By popular demand, Canon Aaron Huberfeld of the Institute of Christ the King was forced to pass along his sermon from Sunday for the benefit of SLC readers:
Fourth Sunday after Easter 2011
Let every man be swift to hear, but slow to speak and slow to anger. For the anger of man worketh not the justice of God.
I quoted today’s epistle several weeks ago for the sermon on the deadly sin of wrath. I confess I thought about using the same sermon today, to see if anyone thought it sounded familiar. We all can use reminders when it comes to anger. As I told you on that Sunday, anger is a movement of man’s soul, a passion, and like all the passions, anger is neither good nor bad. It is when we allow our actions to be controlled by anger rather than right reason that sin enters in. And the way sin most commonly enters in is by sins of the tongue. Again, as St. Francis de Sales tells us, “It is a matter of great importance to make our conversation agreeable. To do so it is necessary to appear humble, patient, respectful, cordial, yielding in all lawful things to all.
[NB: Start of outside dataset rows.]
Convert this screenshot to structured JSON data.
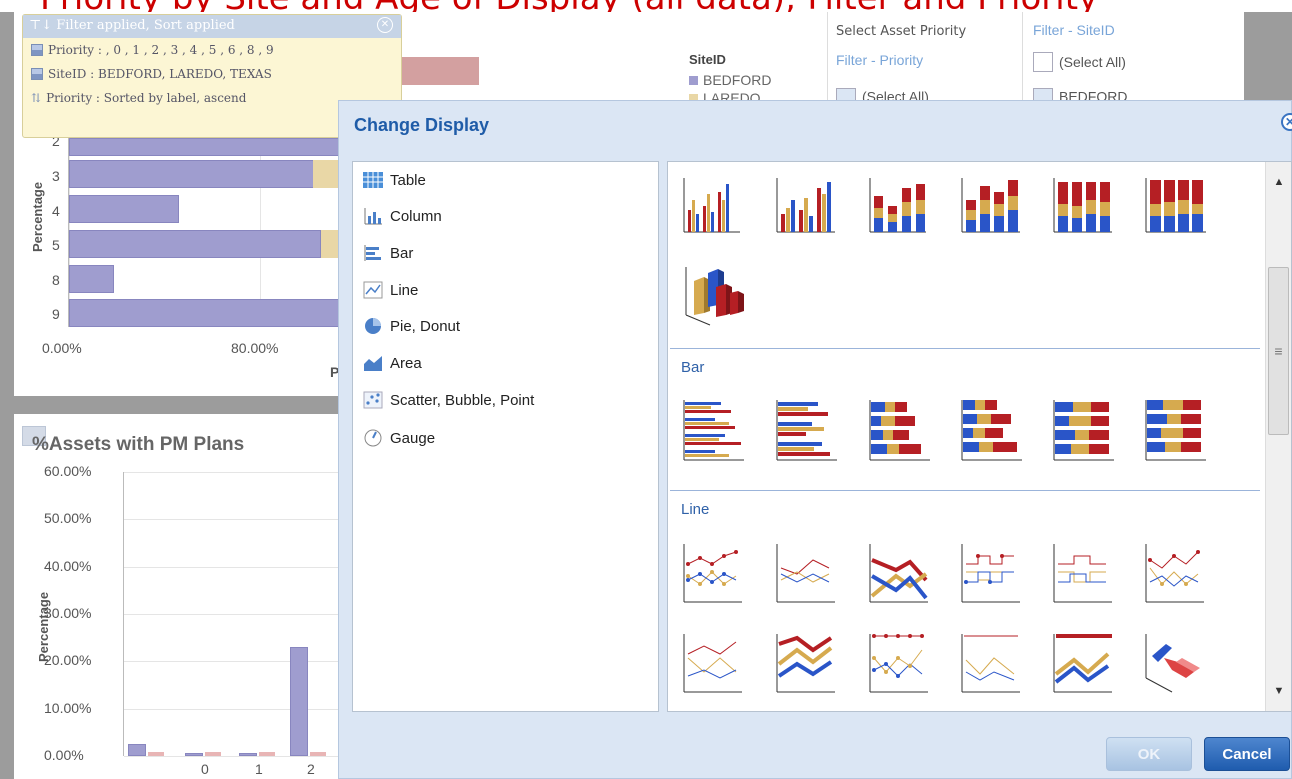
{
  "title_strip_text": "Priority by Site and Age of Display (all data); Filter and Priority",
  "filter_tooltip": {
    "header": "Filter applied, Sort applied",
    "rows": [
      "Priority : , 0 , 1 , 2 , 3 , 4 , 5 , 6 , 8 , 9",
      "SiteID : BEDFORD, LAREDO, TEXAS",
      "Priority : Sorted by label, ascend"
    ]
  },
  "legend": {
    "title": "SiteID",
    "items": [
      "BEDFORD",
      "LAREDO"
    ]
  },
  "priority_filter": {
    "heading": "Select Asset Priority",
    "subheading": "Filter - Priority",
    "select_all": "(Select All)"
  },
  "site_filter": {
    "heading": "Filter - SiteID",
    "select_all": "(Select All)",
    "first_item": "BEDFORD"
  },
  "top_chart": {
    "ylabel": "Percentage",
    "categories": [
      "2",
      "3",
      "4",
      "5",
      "8",
      "9"
    ],
    "xticks": [
      "0.00%",
      "80.00%"
    ],
    "xaxis_partial": "P"
  },
  "bottom_chart": {
    "title": "%Assets with PM Plans",
    "ylabel": "Percentage",
    "yticks": [
      "60.00%",
      "50.00%",
      "40.00%",
      "30.00%",
      "20.00%",
      "10.00%",
      "0.00%"
    ],
    "xticks": [
      "0",
      "1",
      "2"
    ]
  },
  "chart_data": [
    {
      "type": "bar",
      "orientation": "horizontal",
      "categories": [
        "3",
        "4",
        "5",
        "8",
        "9"
      ],
      "series": [
        {
          "values": [
            94,
            43,
            96,
            16,
            100
          ]
        }
      ],
      "xlim": [
        0,
        100
      ]
    },
    {
      "type": "bar",
      "title": "%Assets with PM Plans",
      "ylabel": "Percentage",
      "categories": [
        ",",
        "0",
        "1",
        "2"
      ],
      "series": [
        {
          "values": [
            2.5,
            0.3,
            0.3,
            23
          ]
        }
      ],
      "ylim": [
        0,
        60
      ]
    }
  ],
  "dialog": {
    "title": "Change Display",
    "chart_types": [
      {
        "label": "Table",
        "icon": "table-icon"
      },
      {
        "label": "Column",
        "icon": "column-chart-icon"
      },
      {
        "label": "Bar",
        "icon": "bar-chart-icon"
      },
      {
        "label": "Line",
        "icon": "line-chart-icon"
      },
      {
        "label": "Pie, Donut",
        "icon": "pie-chart-icon"
      },
      {
        "label": "Area",
        "icon": "area-chart-icon"
      },
      {
        "label": "Scatter, Bubble, Point",
        "icon": "scatter-chart-icon"
      },
      {
        "label": "Gauge",
        "icon": "gauge-icon"
      }
    ],
    "sections": {
      "bar": "Bar",
      "line": "Line"
    },
    "ok_label": "OK",
    "cancel_label": "Cancel"
  },
  "colors": {
    "series_primary": "#9f9dcf",
    "accent": "#1f5ca8",
    "red": "#b51f24",
    "gold": "#d6aa4f",
    "blue": "#2a55c8"
  }
}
Above all, we must avoid contradicting the opinion of anyone, unless there is an evident necessity for it. In that case, it should be done with all possible mildness, and with the greatest tact, without in the least outraging the feelings of the other party. In this way we shall avoid contests which produce only bitterness and which ordinarily spring rather from attachment to our own opinion than from love of truth.”
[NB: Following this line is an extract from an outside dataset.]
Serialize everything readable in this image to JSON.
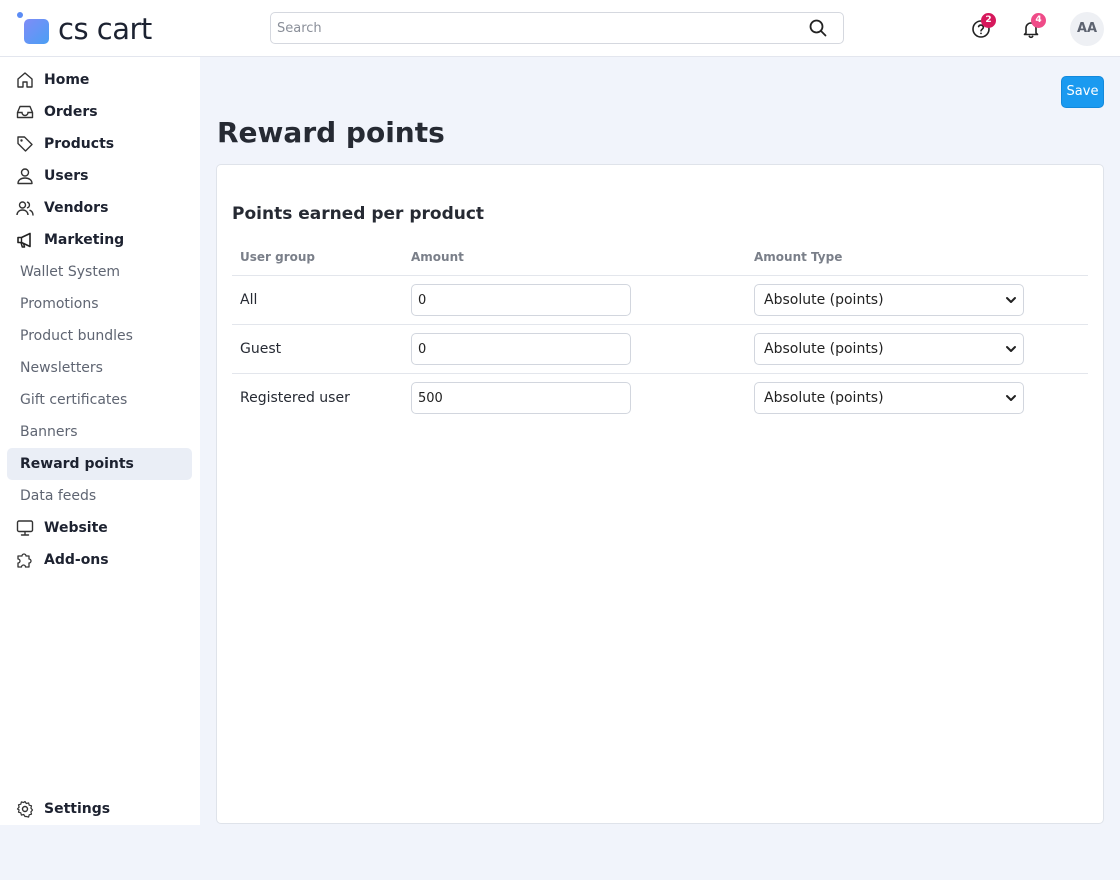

But it is the Holy Ghost Himself who admonishes us in the most forceful terms on this subject. The Church begins on this Sunday in Eastertide to read from the Epistle of St. James. And the passage we read today from the first chapter is followed in chapter 3 by this stern warning on sins of the tongue:
James 3: If any man offend not in word, he is a perfect man. He is able to lead about the whole body with a bridle. For if we put bits into the mouths of horses that they may obey us, we guide their whole bodies. Behold also ships, whereas they are great, and are driven by strong winds, yet they are turned about with a small rudder, wherever the will of the pilot directs. Even so the tongue is indeed a little member, and boasts of great things. Behold how great a forest is set ablaze by a small fire. And the tongue is a fire. The tongue is an unrighteous world among our members, defiling the whole body, setting aflame the wheel of existence, itself set on fire by hell. For every kind of beast and bird, of creeping things and fishes can be tamed and has been tamed by man, but no man can tame the tongue – a restless evil, full of deadly poison. With it we bless the Lord and Father, and with it we curse men, who are made in the likeness of God. From the same mouth come blessing and cursing. My brethren, this ought not to be so.
But very often we must talk to people, and this is not a necessary evil; it is a great good. But we must always keep in mind the words of the Scriptures, that in much speaking sin will not be absent; and that Our Lord told us we will have to give an account for every idle word that we have uttered. How do we use our gift of speech for good, and avoid sin?
First, make daily effort to speak a little bit less than you would like. Before weighing the options of what to say, consider the option of saying nothing. At the end of the day, in your evening prayers, in your examination of conscience, ask yourself before God: did I make a sincere effort today to say a little bit less than I wanted to? And begin each day with the same resolution. Sins of pride and anger will begin to vanish from your life.
Second, as often as you can, engage others in conversation by seeking their thoughts instead of immediately expressing your own. There was a television anchorman who used to say, “Everyone is entitled to my opinion.” But the ancients said, “Nature has given to men one tongue, but two ears, that we may hear from others twice as much as we speak.”
Finally, learn to love silence for its own sake. Again the wisdom of the ancients tell us, “I have often regretted my speech, but never my silence.” But it is only with the coming of Christ that man has been able to esteem the truly divine quality of silence. St. John of the Cross says: “From all eternity God spoke but one Word, His only begotten Son, and He spoke this Word in silence, and it is in silence that we hear It.” And St. Faustina says, “Silence is a sword in the spiritual struggle. A chattering soul will never attain sanctity. The sword of silence will cut off everything that would like to cling to the soul. We are sensitive to words and quickly want to answer back, without taking in regard as to whether it is God’s will that we should speak. A silent soul is strong; no adversities will harm it if it perseveres in silence. The silent soul is capable of attaining the closest union with God. It lives almost always under the inspiration of the Holy Spirit. God works in a silent soul without hindrance.”
But we are not Carthusians; we’re Salesians. Even when we have to speak, we can maintain a great interior silence by speaking a little less than we are inclined and refraining from saying anything which will disturb this silence of the soul. As the Apostle counsels us today: wherefore, brethren, putting away all uncleanness and abundance of malice, with meekness receive the ingrafted word, which is able to save your souls. Amen.